İştar Gözaydın sadece din devlet ilişkileri çalışan bir sosyal bilimci değil kuşkusuz. Yıllar önce Açık Radyo’da “Haklarımız” adıyla program yapmayı akıl edecek ve buna cesareti olan bir hukukçu da aynı zamanda. New York Üniversitesi masterının üzerine İstanbul Üniversitesi’nden doktorasını alan İştar Gözaydın’ın bana öğrettiği en önemli erdemlerden birisi de “suçun bireyselliği” ilkesidir. İnsanların ne olursa olsun yaşam haklarının elinde alınamayacağına yönelik artık kamuoyunda da bilinen şu sözlerini de hatırlamakta fayda var; “insan onuruna ve yaşam hakkına sahip çıkmayacaksan bir akademisyen ve insan olarak niye varız ki”. Dahası bu sözleri darbe ve idam karşıtı kimi paylaşımları kendi sosyal medya hesaplarından paylaştığı için sadece 10 ay çalıştığı Gediz Üniversitesi’nde açığa alınırken sarf etmişti.
Sanıyorum İştar Gözayın hakkında diyecek daha sayısız şeyim var ama bir noktanın daha altını çizerek bitireyim. O bana “bir uzman” olarak uzmanlığı ile alakalı olarak çağırıldığı neresi varsa gitmeyi öğretti. Sonuçta onun “şucu” bunun “bucu” olmasında daha da ötede kişinin bildiğini söylemesi en önemlisiydi. En nihayetinde birbirini duymayan ya da dinlemeyenler nasıl ve ne şekilde aynı toplumda ya da aynı dünya da yaşayabilirdi ki?
Başta Helsinki Yurttaşlar Derneği’nin kuruluşu olmak üzere insan hakları ve demokrasinin masada hazır bulunduğu her yerde kendine ama öyle ama böyle bir yer açmaya çalışan, öğrencilerinin güzel yüzlü hocası, meslektaşlarının her zaman güvendiği İştar’ı son bir haftadır gözaltında ve savcıya çıkacağı günü bekliyor.

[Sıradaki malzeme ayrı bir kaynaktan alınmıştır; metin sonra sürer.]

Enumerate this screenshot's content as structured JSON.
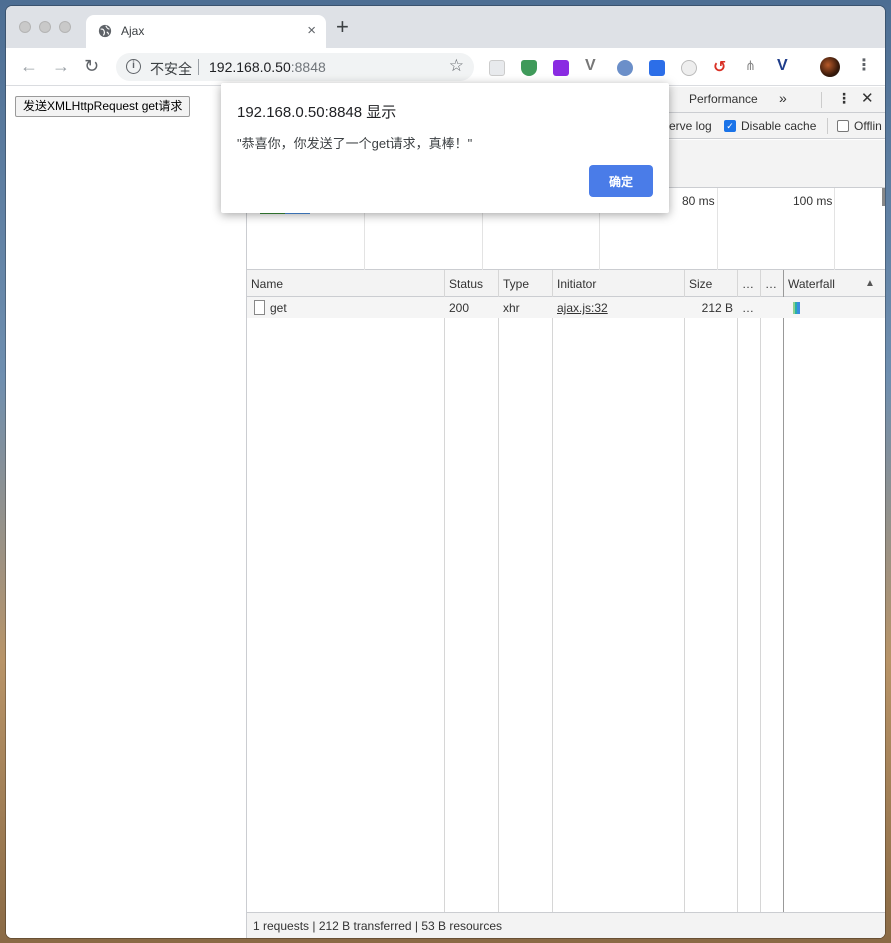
{
  "browser": {
    "tab_title": "Ajax",
    "tab_close_glyph": "×",
    "new_tab_glyph": "+",
    "security_label": "不安全",
    "url_host": "192.168.0.50",
    "url_port": ":8848"
  },
  "page": {
    "button_label": "发送XMLHttpRequest get请求"
  },
  "devtools": {
    "tabs": {
      "performance": "Performance",
      "more": "»"
    },
    "options": {
      "preserve_log": "erve log",
      "disable_cache": "Disable cache",
      "disable_cache_checked": true,
      "offline": "Offlin",
      "offline_checked": false
    },
    "overview_ticks": [
      "80 ms",
      "100 ms"
    ],
    "columns": [
      "Name",
      "Status",
      "Type",
      "Initiator",
      "Size",
      "…",
      "…",
      "Waterfall"
    ],
    "sort_indicator": "▲",
    "rows": [
      {
        "name": "get",
        "status": "200",
        "type": "xhr",
        "initiator": "ajax.js:32",
        "size": "212 B",
        "time": "…"
      }
    ],
    "status_bar": "1 requests | 212 B transferred | 53 B resources"
  },
  "alert": {
    "title": "192.168.0.50:8848 显示",
    "message": "\"恭喜你，你发送了一个get请求，真棒！\"",
    "ok_label": "确定"
  },
  "colors": {
    "accent": "#4a7ce8",
    "checkbox": "#1a73e8"
  },
  "icons": [
    "globe-icon",
    "back-icon",
    "forward-icon",
    "reload-icon",
    "info-icon",
    "star-icon",
    "kebab-icon",
    "file-icon"
  ]
}
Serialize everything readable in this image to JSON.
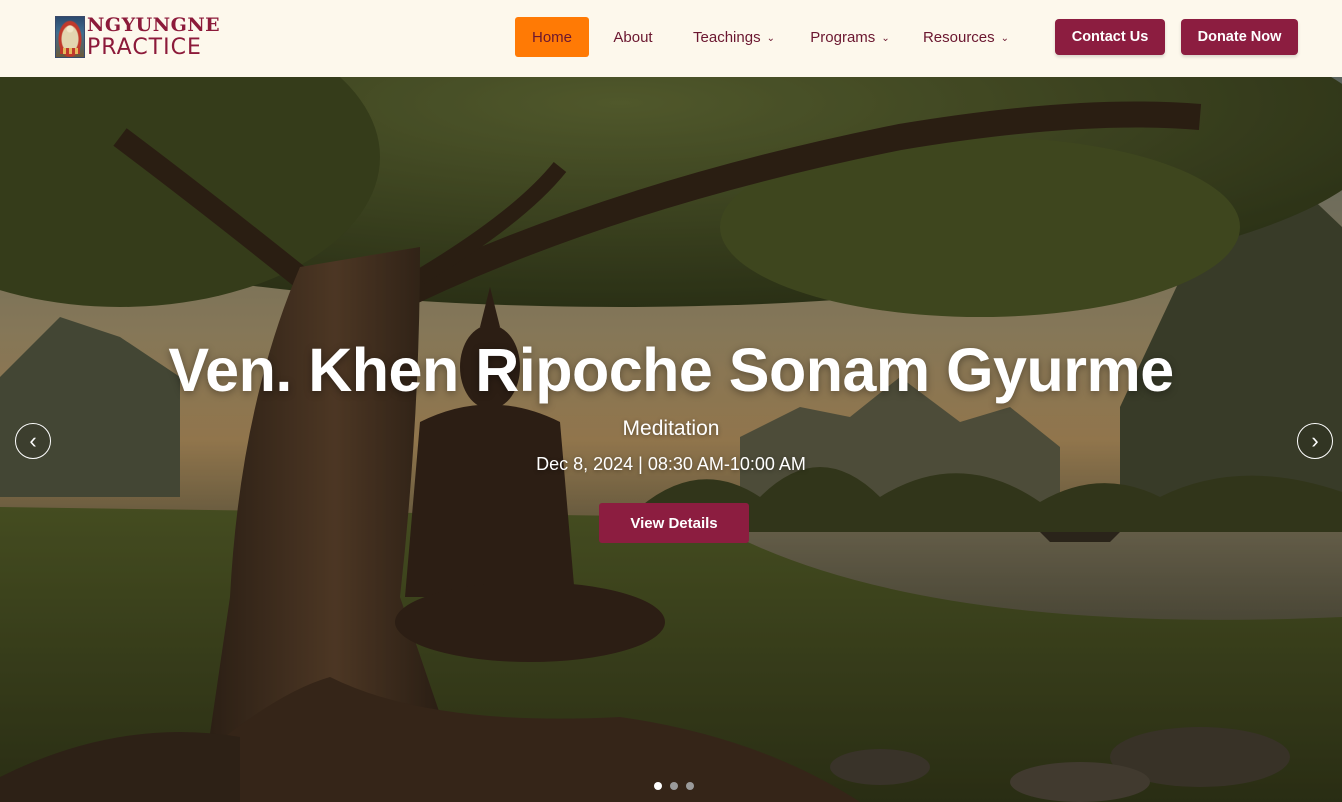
{
  "brand": {
    "line1": "NGYUNGNE",
    "line2": "PRACTICE",
    "maroon": "#8c1d40",
    "orange": "#ff7a05",
    "cream": "#fdf8ec"
  },
  "nav": {
    "items": [
      {
        "label": "Home",
        "active": true
      },
      {
        "label": "About"
      },
      {
        "label": "Teachings",
        "dropdown": true
      },
      {
        "label": "Programs",
        "dropdown": true
      },
      {
        "label": "Resources",
        "dropdown": true
      }
    ],
    "chevron": "⌄"
  },
  "header_buttons": {
    "contact": "Contact Us",
    "donate": "Donate Now"
  },
  "hero": {
    "title": "Ven. Khen Ripoche Sonam Gyurme",
    "subtitle": "Meditation",
    "date": "Dec 8, 2024 | 08:30 AM-10:00 AM",
    "cta": "View Details",
    "prev_icon": "‹",
    "next_icon": "›",
    "slides": 3,
    "active_slide": 1
  }
}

Gerekçeyi yakınları olarak bizler dahi bilmezken kendisine çeşitli yaftalar atılıyor olsa da bizler onun geçmişini ve hepsinden öte onu biliyoruz.
İşte bu yüzden demokrasi ve insan haklarını akademik erdemle birleştirerek hayatına pusula etmiş Prof. Dr. İştar Gözaydına kimileri darbeci deyince bizleri bir kahkaha alıyor ki sormayınız.